West Bengal hot spots go to poll today

30 Apr 2009, 0433 hrs IST, TNN

KOLKATA: From the hills in the north to the trouble-torn Maoist belt of West Midnapore, Bankura and Purulia in the west, a total of 14 Lok Sabha
constituencies go to poll in the first phase today, the most difficult and diverse among the three-tier elections in West Bengal. Poll officials fear a fresh spurt in violence in the Jangalmahal area as well as the foothills of Darjeeling during the day.

All through Wednesday, chief electoral officer Debashis Sen was a worried man.

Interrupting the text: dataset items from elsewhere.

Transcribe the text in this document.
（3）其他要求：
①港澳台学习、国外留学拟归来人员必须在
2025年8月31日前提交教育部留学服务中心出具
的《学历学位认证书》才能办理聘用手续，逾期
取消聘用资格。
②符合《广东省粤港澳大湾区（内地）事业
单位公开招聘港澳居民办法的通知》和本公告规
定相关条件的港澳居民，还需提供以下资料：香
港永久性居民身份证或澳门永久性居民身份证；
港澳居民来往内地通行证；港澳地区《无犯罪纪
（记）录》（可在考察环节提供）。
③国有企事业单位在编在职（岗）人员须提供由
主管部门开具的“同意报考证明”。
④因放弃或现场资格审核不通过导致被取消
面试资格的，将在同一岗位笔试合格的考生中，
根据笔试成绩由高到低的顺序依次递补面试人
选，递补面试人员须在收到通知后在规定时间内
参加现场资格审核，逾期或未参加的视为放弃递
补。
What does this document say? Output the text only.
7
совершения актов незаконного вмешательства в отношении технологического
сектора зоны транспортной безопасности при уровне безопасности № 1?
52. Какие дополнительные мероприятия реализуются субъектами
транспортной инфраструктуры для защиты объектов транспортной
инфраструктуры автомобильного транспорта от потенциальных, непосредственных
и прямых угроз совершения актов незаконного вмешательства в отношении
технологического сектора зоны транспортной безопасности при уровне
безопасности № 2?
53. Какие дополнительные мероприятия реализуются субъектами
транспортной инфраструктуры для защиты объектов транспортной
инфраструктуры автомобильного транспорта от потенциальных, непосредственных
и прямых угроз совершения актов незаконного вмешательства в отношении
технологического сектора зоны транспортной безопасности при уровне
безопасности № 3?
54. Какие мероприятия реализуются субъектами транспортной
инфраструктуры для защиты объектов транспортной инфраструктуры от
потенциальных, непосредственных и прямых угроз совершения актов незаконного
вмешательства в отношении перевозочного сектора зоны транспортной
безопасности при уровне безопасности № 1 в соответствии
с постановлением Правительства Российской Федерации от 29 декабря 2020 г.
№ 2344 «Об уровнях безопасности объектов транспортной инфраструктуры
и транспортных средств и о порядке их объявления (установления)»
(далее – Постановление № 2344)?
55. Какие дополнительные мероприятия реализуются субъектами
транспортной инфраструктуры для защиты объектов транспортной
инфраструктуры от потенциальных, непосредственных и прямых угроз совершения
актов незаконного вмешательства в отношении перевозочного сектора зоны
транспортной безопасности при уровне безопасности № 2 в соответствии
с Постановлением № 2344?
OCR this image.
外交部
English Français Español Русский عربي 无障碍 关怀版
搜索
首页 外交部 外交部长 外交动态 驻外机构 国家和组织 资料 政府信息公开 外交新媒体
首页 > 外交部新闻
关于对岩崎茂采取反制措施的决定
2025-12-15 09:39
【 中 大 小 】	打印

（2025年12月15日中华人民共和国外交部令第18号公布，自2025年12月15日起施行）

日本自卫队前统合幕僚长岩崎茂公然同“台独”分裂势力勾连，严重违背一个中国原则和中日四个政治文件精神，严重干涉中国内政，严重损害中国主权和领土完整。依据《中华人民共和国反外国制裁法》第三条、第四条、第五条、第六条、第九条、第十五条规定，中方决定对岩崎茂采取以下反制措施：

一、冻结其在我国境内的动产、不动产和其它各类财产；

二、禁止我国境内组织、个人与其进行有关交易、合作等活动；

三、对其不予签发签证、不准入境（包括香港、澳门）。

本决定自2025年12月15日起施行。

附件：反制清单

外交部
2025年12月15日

Till evening, the Maoist-led People’s Committee against Police Atrocities (PCPA) had put up new barricades against police in Banspahari and Chakadoba in West Midnapore and parts of Bankura and Purulia.

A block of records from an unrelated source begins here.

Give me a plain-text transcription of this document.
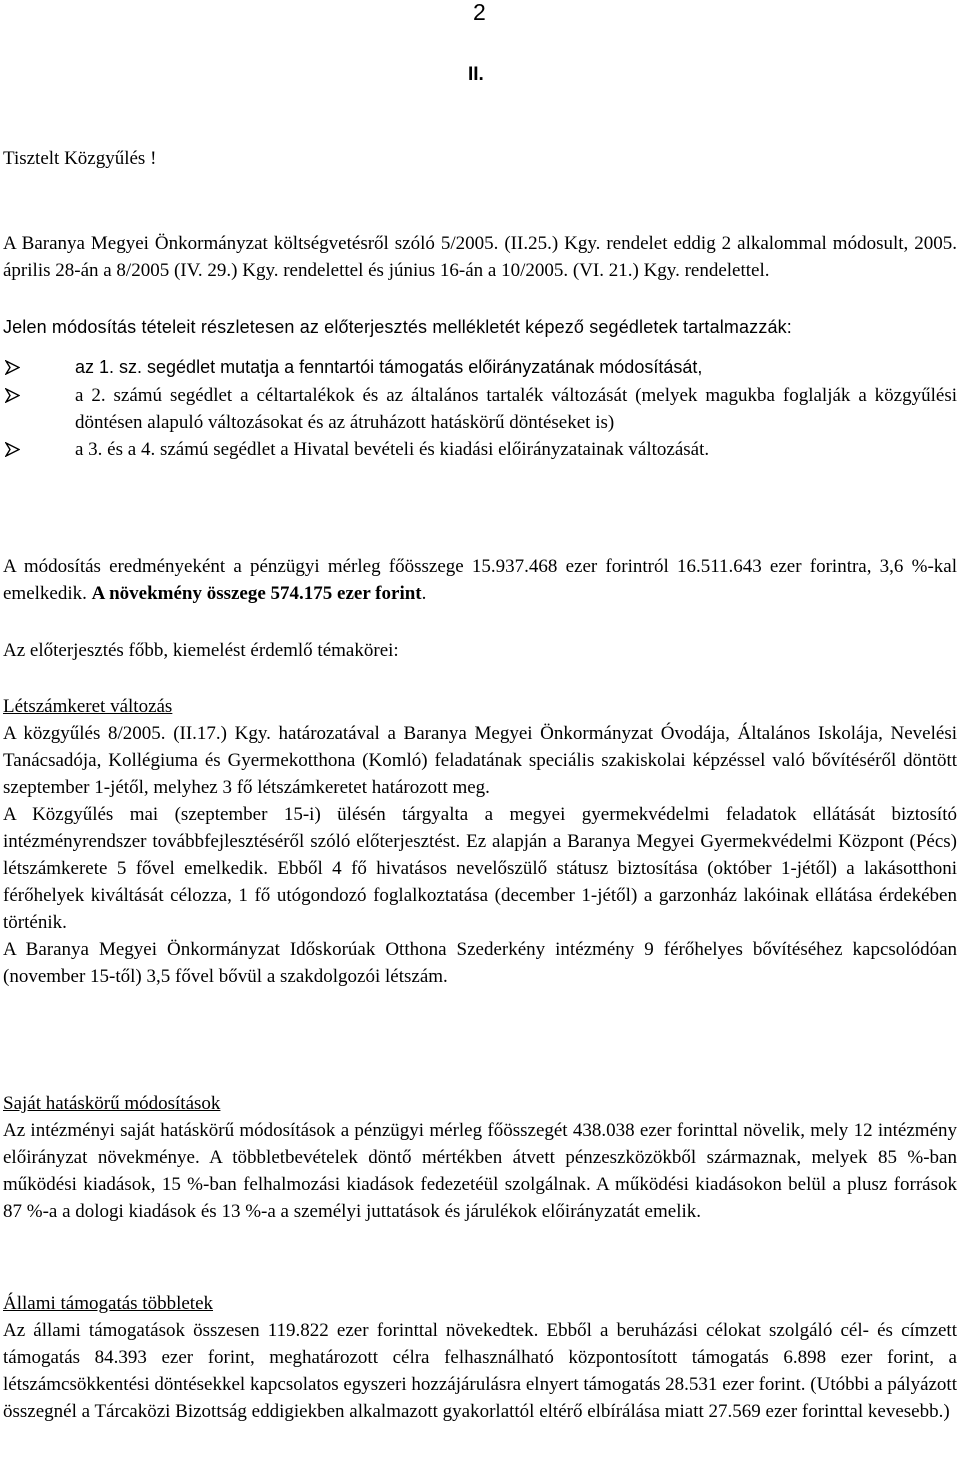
2
II.
Tisztelt Közgyűlés !
A Baranya Megyei Önkormányzat költségvetésről szóló 5/2005. (II.25.) Kgy. rendelet eddig 2 alkalommal módosult, 2005. április 28-án a 8/2005 (IV. 29.) Kgy. rendelettel és június 16-án a 10/2005. (VI. 21.) Kgy. rendelettel.
Jelen módosítás tételeit részletesen az előterjesztés mellékletét képező segédletek tartalmazzák:
az 1. sz. segédlet mutatja a fenntartói támogatás előirányzatának módosítását,
a 2. számú segédlet a céltartalékok és az általános tartalék változását (melyek magukba foglalják a közgyűlési döntésen alapuló változásokat és az átruházott hatáskörű döntéseket is)
a 3. és a 4. számú segédlet a Hivatal bevételi és kiadási előirányzatainak változását.
A módosítás eredményeként a pénzügyi mérleg főösszege 15.937.468 ezer forintról 16.511.643 ezer forintra, 3,6 %-kal emelkedik. A növekmény összege 574.175 ezer forint.
Az előterjesztés főbb, kiemelést érdemlő témakörei:
Létszámkeret változás
A közgyűlés 8/2005. (II.17.) Kgy. határozatával a Baranya Megyei Önkormányzat Óvodája, Általános Iskolája, Nevelési Tanácsadója, Kollégiuma és Gyermekotthona (Komló) feladatának speciális szakiskolai képzéssel való bővítéséről döntött szeptember 1-jétől, melyhez 3 fő létszámkeretet határozott meg.
A Közgyűlés mai (szeptember 15-i) ülésén tárgyalta a megyei gyermekvédelmi feladatok ellátását biztosító intézményrendszer továbbfejlesztéséről szóló előterjesztést. Ez alapján a Baranya Megyei Gyermekvédelmi Központ (Pécs) létszámkerete 5 fővel emelkedik. Ebből 4 fő hivatásos nevelőszülő státusz biztosítása (október 1-jétől) a lakásotthoni férőhelyek kiváltását célozza, 1 fő utógondozó foglalkoztatása (december 1-jétől) a garzonház lakóinak ellátása érdekében történik.
A Baranya Megyei Önkormányzat Időskorúak Otthona Szederkény intézmény 9 férőhelyes bővítéséhez kapcsolódóan (november 15-től) 3,5 fővel bővül a szakdolgozói létszám.
Saját hatáskörű módosítások
Az intézményi saját hatáskörű módosítások a pénzügyi mérleg főösszegét 438.038 ezer forinttal növelik, mely 12 intézmény előirányzat növekménye. A többletbevételek döntő mértékben átvett pénzeszközökből származnak, melyek 85 %-ban működési kiadások, 15 %-ban felhalmozási kiadások fedezetéül szolgálnak. A működési kiadásokon belül a plusz források 87 %-a a dologi kiadások és 13 %-a a személyi juttatások és járulékok előirányzatát emelik.
Állami támogatás többletek
Az állami támogatások összesen 119.822 ezer forinttal növekedtek. Ebből a beruházási célokat szolgáló cél- és címzett támogatás 84.393 ezer forint, meghatározott célra felhasználható központosított támogatás 6.898 ezer forint, a létszámcsökkentési döntésekkel kapcsolatos egyszeri hozzájárulásra elnyert támogatás 28.531 ezer forint. (Utóbbi a pályázott összegnél a Tárcaközi Bizottság eddigiekben alkalmazott gyakorlattól eltérő elbírálása miatt 27.569 ezer forinttal kevesebb.)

The state government has asked the Jharkhand government to seal the border with Bengal, following inputs from Delhi on the possibility of fresh landmine blasts in the area. Security at booths has been tightened. In the Maoist belt alone, 119 companies of central forces have been deployed along with the state police. Some Adivasis in the Ayodha hills of Purulia are campaigning for a vote boycott. Three helicopters will be pressed into aerial surveillance on poll day. If required, forces can fire at extremists from the helicopters, the home secretary said.

Elections will be held for a total of 14 seats — Darjeeling, Cooch Behar, Alipurduar, Jalpaiguri, Raiganj, Balurghat, Malda North, Malda South, Ghatal, Jhargram, Midnapore, Purulia, Bankura, Bishnupur — covering the hills and the plains with such conflicting agenda as the creation of Gorkhaland to the ‘liberated’ zones in Lalgarh.

The Left held sway over 10 of the 13 seats in North Bengal and Jangalmahal till the other day, with Congress holding on to only Darjeeling, Raiganj and Malda. Malda North is a new constituency that has come up after delimitation. This time, Left Front will fight some of its toughest battles here.

Among the heavyweights in the fray are Jaswant Singh of BJP from Darjeeling, Deepa Das Munshi from Raiganj and Subrata Mukherjee from Bankura. Left heavyweights Basudeb Acharia and Gurudas Dasgupta are in the race from Bankura and Ghatal.

In Darjeeling, Bimal Gurung’s Gorkha Janmukti Morcha and its support to Jaswant have queered the pitch for Congress, while CPM’s Jibesh Sarkar is banking on the population in the plains. But beyond the broad division over Gorkhaland, the ethnic and religious minorities in the Hills and the plains seem to hold the key. For instance, the Hills have a considerable population of Lepchas and Bhutias, religious minorities such as Muslims and Christians whom the GJM president had threatened the other day. CPM expects these groups and GNLF supporters to vote for it. On the other hand, there is a considerable Nepali population in Siliguri spread over Gurung Bustee, Pradhannagar, Champasari, Bagdogra and Naxalbari. This apart, there is a chunk of Muslim population in Chopra that usually votes for Congress.